Justin Trudeau embarrasses François Legault

Tie your hats with a spit, the Trudeau government’s pre-budget announcements are quietly but surely preparing us for an explosion in the budget deficit which will only be revealed to us on April 16.

Until then, billions of dollars have been announced to support new initiatives that go beyond federal jurisdiction: daycare, contraception, medications, dental care, housing, food aid for schoolchildren, etc. There is something for every taste!

Archive photo, AFP and QMI Agency

What skills?

The federal government therefore engages in costly expenditures that do not fall within its jurisdiction and disengages from those that are its responsibility.

It must be said that not a single cat votes for funding national defense, or because the federal government does not pay its fair share in financing health systems. Assume its responsibilities regarding border management? Not sexy. Ensure rapid processing of asylum seeker files to relieve the provinces? Too abstract. Deploy a concerted and effective strategy for international development? Too far. Support local businesses to develop new markets? Ugh.

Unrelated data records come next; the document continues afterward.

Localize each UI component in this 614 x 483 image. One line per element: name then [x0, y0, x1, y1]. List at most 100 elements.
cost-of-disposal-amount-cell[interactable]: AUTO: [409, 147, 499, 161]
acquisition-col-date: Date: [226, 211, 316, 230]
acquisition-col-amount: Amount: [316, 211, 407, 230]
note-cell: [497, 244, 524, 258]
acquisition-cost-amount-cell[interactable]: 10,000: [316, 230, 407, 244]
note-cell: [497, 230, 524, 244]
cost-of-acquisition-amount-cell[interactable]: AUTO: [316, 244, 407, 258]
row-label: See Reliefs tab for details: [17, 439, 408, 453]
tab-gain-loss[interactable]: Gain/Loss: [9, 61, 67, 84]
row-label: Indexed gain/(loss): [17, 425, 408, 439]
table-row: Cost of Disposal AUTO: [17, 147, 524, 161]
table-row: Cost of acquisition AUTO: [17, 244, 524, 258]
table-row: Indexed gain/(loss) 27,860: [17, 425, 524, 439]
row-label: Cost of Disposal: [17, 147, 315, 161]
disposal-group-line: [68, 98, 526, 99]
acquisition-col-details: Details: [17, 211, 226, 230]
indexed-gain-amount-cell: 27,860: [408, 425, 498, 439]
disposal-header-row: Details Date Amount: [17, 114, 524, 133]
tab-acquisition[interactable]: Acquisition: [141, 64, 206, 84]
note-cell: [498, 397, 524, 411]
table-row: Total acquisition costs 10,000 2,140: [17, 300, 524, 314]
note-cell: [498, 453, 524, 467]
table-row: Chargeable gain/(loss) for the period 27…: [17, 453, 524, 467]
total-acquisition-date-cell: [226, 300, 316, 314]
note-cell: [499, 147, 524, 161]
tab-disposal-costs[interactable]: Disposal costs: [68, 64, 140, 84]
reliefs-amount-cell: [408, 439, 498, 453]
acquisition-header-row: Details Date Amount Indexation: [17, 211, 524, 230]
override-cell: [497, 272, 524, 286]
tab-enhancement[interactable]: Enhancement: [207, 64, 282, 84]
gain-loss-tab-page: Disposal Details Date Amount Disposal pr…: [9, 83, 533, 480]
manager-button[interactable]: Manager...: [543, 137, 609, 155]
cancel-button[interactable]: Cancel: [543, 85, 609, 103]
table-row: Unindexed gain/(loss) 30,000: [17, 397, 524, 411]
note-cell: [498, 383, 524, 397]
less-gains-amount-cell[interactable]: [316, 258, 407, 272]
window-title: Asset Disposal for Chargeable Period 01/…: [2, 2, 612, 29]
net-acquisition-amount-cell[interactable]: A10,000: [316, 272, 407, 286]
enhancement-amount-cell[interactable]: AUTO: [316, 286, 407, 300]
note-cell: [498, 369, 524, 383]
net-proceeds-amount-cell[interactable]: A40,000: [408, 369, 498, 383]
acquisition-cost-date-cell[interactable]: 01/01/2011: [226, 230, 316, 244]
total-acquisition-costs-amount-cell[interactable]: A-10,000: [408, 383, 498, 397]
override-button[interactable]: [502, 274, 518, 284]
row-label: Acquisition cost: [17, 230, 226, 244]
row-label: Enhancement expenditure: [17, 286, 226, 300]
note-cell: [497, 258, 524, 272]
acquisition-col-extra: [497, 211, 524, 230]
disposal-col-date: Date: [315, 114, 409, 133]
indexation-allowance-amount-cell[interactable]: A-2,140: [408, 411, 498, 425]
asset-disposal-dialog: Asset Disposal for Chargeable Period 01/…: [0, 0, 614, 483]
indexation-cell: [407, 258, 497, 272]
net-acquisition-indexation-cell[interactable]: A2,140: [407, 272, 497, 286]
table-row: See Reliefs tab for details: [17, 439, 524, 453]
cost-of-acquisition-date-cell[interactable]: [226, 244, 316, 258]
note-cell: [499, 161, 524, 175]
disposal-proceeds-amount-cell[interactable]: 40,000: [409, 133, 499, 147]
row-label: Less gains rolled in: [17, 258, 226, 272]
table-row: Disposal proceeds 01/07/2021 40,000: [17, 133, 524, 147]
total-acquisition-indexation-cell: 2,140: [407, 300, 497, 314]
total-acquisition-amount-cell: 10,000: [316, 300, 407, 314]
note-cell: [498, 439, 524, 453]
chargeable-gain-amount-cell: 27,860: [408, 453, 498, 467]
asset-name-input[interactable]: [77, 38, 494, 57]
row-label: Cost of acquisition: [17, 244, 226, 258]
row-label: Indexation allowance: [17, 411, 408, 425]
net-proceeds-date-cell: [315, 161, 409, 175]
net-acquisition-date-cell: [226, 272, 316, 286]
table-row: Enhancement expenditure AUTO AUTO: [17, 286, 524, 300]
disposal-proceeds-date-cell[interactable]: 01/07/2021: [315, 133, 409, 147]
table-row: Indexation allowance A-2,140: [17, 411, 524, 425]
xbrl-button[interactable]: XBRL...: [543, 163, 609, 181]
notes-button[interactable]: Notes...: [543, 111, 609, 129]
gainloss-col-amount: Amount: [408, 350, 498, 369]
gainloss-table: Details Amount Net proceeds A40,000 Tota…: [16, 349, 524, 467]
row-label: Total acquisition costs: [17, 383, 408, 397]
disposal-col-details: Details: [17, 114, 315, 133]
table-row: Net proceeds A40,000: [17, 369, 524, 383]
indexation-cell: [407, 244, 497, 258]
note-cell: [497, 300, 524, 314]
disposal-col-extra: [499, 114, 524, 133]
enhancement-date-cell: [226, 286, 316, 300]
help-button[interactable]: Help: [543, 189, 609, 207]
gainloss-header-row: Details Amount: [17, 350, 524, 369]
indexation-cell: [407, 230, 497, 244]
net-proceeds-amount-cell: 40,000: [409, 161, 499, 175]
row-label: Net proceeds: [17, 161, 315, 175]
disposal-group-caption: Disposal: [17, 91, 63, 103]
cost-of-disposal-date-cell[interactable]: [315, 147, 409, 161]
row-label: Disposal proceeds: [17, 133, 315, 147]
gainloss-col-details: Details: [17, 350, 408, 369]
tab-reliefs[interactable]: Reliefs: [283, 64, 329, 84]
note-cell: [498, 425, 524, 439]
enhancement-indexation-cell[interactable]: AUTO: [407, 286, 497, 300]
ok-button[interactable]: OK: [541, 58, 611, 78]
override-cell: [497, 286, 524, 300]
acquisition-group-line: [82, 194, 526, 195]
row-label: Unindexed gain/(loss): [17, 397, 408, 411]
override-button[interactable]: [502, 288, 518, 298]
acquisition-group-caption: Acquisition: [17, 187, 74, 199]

The government prefers to spend borrowed money on programs for which it has neither the skill nor the expertise. He made these announcements without prior discussion with the provinces and without a request to this effect having been made to him.

  • Listen to the political meeting with Yasmine Abdelfadel and Marc-André Leclerc via QUB :
Caught between the tree and the bark

At the same time, this puts the prime ministers in a politically difficult situation: how could François Legault rebel against the fact that vulnerable children are fed or that citizens can have free dental care? How could the government oppose the fact that women can have access to the contraceptive pill when Quebec does not offer it?

At the same time, the blatant encroachment on provincial jurisdiction sets a precedent that could be dangerous in the future and cannot be tolerated. Especially since the federal government tends not to meet its funding obligations over time, leaving the responsibility to the provinces.

But try explaining that to a taxpayer caught in the lurch, happy to finally have access to public services, regardless of whether it’s Ottawa or Quebec that finances them.